At the end of April, the world's first global data set was published, which shows the boundaries of agricultural fields. It is the result of an 18-month campaign by geospatial data specialists from industry and academia. Initiative, which was led by the non-profit organization Taylor Geospatial and the Microsoft AI for Good Lab, created an open and publicly available data set, which can be used to ensure food security, carbon accounting, precision farming and water quality analysis.
For reference: Taylor Geospatial was founded in 2025 year to catalyze the development and commercialization of geospatial AI. The company's focus is on the application of AI, machine learning and computer vision to satellite imagery to create global datasets and publish training data, models and results.
Microsoft AI for Good Lab is a Microsoft research lab (founded in 2018 r.), which uses AI, machine learning models and data to solve global problems. The laboratory works on sustainable development projects, health care’I, protection of human rights, humanitarian aid and liquidation of the consequences of natural disasters.

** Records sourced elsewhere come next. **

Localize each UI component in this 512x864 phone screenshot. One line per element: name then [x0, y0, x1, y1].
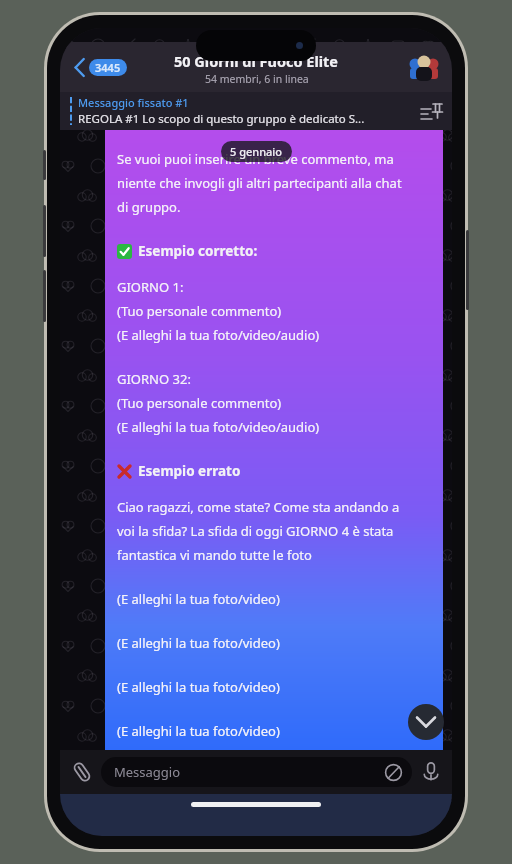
button[interactable]: Messaggio	[101, 757, 412, 787]
staticText: (E alleghi la tua foto/video)	[117, 634, 280, 652]
staticText: Ciao ragazzi, come state? Come sta andan…	[117, 498, 400, 516]
staticText: (E alleghi la tua foto/video)	[117, 722, 280, 740]
button[interactable]: Allega	[69, 759, 95, 785]
staticText: Se vuoi puoi inserire un breve commento,…	[117, 150, 394, 168]
button[interactable]: 5 gennaio	[221, 141, 292, 162]
staticText: (E alleghi la tua foto/video)	[117, 678, 280, 696]
staticText: Esempio corretto:	[138, 242, 258, 260]
staticText: GIORNO 1:	[117, 278, 184, 296]
button[interactable]: Elenco messaggi fissati	[420, 101, 440, 121]
staticText: 3445	[95, 60, 121, 75]
button[interactable]: Indietro	[74, 58, 127, 77]
staticText: 5 gennaio	[230, 144, 283, 159]
staticText: REGOLA #1 Lo scopo di questo gruppo è de…	[78, 111, 365, 127]
button[interactable]: Scorri in basso	[408, 704, 444, 740]
staticText: 50 Giorni di Fuoco Élite	[174, 51, 339, 71]
button[interactable]: Messaggio vocale	[419, 760, 443, 784]
button[interactable]: Autodistruzione	[384, 763, 403, 782]
staticText: (Tuo personale commento)	[117, 394, 282, 412]
staticText: (E alleghi la tua foto/video/audio)	[117, 326, 320, 344]
button[interactable]: Messaggio fissato #1	[60, 92, 452, 130]
staticText: Messaggio	[114, 763, 181, 781]
staticText: (E alleghi la tua foto/video)	[117, 590, 280, 608]
staticText: Esempio errato	[138, 462, 241, 480]
staticText: (E alleghi la tua foto/video/audio)	[117, 418, 320, 436]
staticText: GIORNO 32:	[117, 370, 191, 388]
staticText: niente che invogli gli altri partecipant…	[117, 174, 402, 192]
button[interactable]: Se vuoi puoi inserire un breve commento,…	[105, 130, 443, 750]
staticText: voi la sfida? La sfida di oggi GIORNO 4 …	[117, 522, 394, 540]
staticText: (Tuo personale commento)	[117, 302, 282, 320]
staticText: 54 membri, 6 in linea	[205, 72, 309, 86]
staticText: Messaggio fissato #1	[78, 95, 189, 110]
button[interactable]: Informazioni gruppo	[408, 51, 440, 83]
staticText: di gruppo.	[117, 198, 181, 216]
staticText: fantastica vi mando tutte le foto	[117, 546, 312, 564]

Taylor Geospatial Vice President of Strategic Innovation Programs Jennifer Marcus said, that the Fields of the World project has identified certain difficulties in the analysis of satellite data around the world with the help of computers and that this process needs to be improved. The initiative started with the joint efforts of geospatial experts from the private sector and academia to develop an educational database. One of the key limitations was the lack of verified data outside the US and EU, since only these regions actively publish government information, suitable for training models. Companies have taken it upon themselves to create a more global training dataset. Participants selected the best model architecture and published the results. As Marcus explained, a special indicator was added to the data set, which honestly shows, in which region the model works well, and where its results are less reliable.
Food and Agriculture Organization of the United Nations (FAO) and NASA Harvest is a group, which promotes the implementation of satellite imagery for food security and agricultural production — is already using this dataset. Marcus said, that the project has moved on to gathering feedback from practitioners: their corrections will help automatically improve model accuracy in the future.
Other global datasets can be created in a similar way. Taylor Geospatial's upcoming project called Features of the World will study the infrastructure, which can be mapped on a global scale.